Arvelle C. Cole, 43, and Bettie McKnight, 47, were convicted last month of conspiracy in connection with the thefts, which MTA officials say began in July 1989 when a cash box skeleton key was stolen. Cole, an 18-year employee who had worked as a "vault puller" responsible for removing the fare boxes, was also convicted of felony theft after the six-day jury trial.
Baltimore Circuit Court Judge Paul A. Smith yesterday granted Cole probation before judgment, which will allow the West Baltimore man's conviction to be erased if he successfully completes the terms of probation. McKnight, also of West Baltimore, was also given the opportunity to receive probation before judgment, but her lawyer, Howard L. Cardin, asked the judge to instead issue a suspended sentence. Mr. Cardin said the woman intends to appeal her conviction, a right she would have to give up if accepting probation before judgment.
Judge Smith gave McKnight, who had worked as a security guard, a six-month suspended sentence.
The judge placed Cole and McKnight on five years' supervised probation and ordered them to perform 200 hours of community service. Both were ordered to pay more than $1,000 in court costs.
Cole, who continued to deny taking any of the money, was also ordered to pay $10,000 in restitution. MTA officials say about $500,000 in daily bus receipts was reported missing between the time the key was stolen and April 1991. These officials laid about $27,000 in losses to the work of Coles and McKnight between March 3 and April 19 of last year, the period covered in the criminal charges against the two.

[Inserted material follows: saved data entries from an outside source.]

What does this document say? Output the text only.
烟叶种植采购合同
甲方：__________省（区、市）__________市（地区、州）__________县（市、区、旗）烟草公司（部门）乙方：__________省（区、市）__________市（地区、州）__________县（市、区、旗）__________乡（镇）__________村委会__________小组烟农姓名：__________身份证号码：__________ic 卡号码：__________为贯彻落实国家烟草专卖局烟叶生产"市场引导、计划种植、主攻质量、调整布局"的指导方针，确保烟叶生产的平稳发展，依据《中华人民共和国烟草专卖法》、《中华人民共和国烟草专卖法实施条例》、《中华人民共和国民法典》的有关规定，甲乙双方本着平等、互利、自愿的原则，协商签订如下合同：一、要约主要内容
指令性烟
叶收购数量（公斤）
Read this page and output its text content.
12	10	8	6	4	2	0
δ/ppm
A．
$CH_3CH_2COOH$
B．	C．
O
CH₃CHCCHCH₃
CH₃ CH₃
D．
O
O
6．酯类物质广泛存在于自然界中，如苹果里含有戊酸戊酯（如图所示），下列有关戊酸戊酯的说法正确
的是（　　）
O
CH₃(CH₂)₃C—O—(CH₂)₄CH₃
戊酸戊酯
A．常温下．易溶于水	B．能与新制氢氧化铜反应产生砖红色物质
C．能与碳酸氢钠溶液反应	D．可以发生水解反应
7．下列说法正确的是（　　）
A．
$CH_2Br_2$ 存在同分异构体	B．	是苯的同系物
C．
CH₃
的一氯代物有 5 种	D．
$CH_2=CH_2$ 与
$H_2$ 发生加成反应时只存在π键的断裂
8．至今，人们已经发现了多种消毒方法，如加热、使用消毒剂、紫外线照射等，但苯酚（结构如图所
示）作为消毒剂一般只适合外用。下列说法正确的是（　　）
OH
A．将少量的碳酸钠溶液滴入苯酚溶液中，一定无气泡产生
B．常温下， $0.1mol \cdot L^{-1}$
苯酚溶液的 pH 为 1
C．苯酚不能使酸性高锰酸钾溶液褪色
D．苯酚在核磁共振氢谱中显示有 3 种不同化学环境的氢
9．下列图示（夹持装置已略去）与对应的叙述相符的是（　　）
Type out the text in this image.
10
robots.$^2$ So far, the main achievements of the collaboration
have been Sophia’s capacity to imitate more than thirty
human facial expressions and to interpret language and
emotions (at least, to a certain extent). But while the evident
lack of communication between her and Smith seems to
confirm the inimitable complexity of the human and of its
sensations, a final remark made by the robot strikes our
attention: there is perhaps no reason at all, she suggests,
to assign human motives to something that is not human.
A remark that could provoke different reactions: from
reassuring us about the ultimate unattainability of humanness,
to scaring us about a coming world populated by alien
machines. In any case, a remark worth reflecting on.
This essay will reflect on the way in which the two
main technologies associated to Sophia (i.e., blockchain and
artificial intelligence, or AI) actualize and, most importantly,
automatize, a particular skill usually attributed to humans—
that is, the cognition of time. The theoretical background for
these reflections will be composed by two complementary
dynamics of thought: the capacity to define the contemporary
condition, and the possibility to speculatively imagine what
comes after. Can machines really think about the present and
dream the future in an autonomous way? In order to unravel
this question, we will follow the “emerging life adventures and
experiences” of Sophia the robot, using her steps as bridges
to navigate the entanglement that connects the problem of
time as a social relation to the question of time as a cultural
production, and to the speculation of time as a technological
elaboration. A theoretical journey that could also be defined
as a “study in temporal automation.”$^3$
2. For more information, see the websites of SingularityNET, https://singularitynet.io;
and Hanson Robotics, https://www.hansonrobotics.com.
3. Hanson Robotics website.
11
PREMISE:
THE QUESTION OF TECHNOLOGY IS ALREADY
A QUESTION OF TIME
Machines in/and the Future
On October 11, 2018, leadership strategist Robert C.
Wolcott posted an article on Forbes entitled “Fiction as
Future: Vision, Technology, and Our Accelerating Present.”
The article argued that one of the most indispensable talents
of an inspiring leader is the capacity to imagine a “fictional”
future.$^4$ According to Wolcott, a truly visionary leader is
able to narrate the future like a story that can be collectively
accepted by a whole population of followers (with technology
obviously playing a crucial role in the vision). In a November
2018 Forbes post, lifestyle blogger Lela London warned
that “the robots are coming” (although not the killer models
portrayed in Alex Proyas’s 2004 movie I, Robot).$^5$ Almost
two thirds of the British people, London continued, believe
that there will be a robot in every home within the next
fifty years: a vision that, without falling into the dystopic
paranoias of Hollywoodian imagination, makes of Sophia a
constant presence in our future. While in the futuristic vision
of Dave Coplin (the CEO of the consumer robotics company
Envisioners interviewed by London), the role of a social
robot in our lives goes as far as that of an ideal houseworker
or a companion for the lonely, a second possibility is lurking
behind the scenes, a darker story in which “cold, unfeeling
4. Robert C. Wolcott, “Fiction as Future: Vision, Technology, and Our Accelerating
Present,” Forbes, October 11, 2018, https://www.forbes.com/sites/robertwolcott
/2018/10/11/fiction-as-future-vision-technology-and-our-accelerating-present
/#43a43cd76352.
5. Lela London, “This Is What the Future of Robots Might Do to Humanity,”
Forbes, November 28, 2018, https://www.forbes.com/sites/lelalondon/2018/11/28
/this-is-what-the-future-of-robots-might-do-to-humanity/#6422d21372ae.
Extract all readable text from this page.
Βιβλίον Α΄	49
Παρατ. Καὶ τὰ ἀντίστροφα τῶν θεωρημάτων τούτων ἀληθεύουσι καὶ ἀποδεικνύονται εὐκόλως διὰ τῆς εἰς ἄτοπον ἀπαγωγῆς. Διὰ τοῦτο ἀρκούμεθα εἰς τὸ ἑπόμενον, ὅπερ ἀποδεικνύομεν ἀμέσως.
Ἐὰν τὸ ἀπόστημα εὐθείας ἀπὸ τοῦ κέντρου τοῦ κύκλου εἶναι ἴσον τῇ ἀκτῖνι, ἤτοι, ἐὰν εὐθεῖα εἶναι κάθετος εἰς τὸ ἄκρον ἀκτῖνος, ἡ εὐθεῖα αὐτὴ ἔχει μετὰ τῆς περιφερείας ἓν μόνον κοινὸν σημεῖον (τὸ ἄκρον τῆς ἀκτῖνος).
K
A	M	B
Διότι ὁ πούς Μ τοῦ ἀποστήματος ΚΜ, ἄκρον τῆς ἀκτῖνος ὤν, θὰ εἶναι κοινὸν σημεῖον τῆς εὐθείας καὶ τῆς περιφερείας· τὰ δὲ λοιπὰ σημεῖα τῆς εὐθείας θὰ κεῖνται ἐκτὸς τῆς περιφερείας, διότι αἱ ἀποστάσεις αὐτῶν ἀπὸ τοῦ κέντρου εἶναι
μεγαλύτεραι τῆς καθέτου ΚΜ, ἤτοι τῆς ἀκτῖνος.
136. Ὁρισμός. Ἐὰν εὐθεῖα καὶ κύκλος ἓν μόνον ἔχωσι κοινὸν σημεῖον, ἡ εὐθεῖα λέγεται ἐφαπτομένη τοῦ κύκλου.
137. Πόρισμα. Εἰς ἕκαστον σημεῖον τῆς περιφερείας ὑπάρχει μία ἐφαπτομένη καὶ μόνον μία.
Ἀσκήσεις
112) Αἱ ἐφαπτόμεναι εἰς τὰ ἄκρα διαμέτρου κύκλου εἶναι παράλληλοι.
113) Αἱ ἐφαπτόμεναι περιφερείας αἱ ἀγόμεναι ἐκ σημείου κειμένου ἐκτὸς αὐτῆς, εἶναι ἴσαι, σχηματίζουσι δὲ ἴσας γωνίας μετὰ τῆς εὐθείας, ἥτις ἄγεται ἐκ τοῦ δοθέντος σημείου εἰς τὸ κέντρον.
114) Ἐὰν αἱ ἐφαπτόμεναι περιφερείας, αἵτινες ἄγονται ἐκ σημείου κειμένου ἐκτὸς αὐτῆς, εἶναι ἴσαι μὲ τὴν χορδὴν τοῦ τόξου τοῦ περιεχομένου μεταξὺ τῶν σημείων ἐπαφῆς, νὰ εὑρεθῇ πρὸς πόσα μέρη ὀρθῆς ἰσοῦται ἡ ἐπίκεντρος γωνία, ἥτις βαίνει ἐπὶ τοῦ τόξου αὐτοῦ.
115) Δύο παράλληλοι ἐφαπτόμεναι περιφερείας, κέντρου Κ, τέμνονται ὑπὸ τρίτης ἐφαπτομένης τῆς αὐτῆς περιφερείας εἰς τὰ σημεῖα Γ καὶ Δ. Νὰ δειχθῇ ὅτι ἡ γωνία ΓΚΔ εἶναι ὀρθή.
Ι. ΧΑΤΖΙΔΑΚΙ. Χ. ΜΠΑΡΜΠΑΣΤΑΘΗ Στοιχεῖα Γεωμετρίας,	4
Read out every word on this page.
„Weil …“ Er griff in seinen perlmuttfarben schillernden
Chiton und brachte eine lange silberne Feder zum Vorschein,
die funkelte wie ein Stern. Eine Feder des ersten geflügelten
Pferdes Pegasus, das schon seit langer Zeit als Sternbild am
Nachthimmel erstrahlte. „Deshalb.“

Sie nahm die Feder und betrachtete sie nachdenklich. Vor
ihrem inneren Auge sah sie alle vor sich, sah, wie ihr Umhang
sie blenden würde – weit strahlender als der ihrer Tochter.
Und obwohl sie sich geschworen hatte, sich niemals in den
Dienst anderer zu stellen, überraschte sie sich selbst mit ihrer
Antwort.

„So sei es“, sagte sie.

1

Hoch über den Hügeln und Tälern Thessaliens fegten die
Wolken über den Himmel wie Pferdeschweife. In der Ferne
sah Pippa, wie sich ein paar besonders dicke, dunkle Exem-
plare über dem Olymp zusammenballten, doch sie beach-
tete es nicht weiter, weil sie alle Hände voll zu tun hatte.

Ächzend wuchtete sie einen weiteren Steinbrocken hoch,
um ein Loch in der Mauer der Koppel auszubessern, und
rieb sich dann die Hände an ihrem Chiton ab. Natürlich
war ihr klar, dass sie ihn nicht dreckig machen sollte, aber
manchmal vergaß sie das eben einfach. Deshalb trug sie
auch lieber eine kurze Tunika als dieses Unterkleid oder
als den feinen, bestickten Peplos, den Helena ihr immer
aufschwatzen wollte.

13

The judge said McKnight should also pay $10,000 in restitution to the MTA, but Mr. Cardin questioned whether restitution can be ordered for someone convicted only of conspiracy. Judge Smith said he would decide the issue later.
One other defendant in the trial, which featured nine hours of videotapes in which the employees were seen behaving suspiciously at the cash "drop site," was previously granted probation before judgment. A fourth defendant was acquitted by the jury.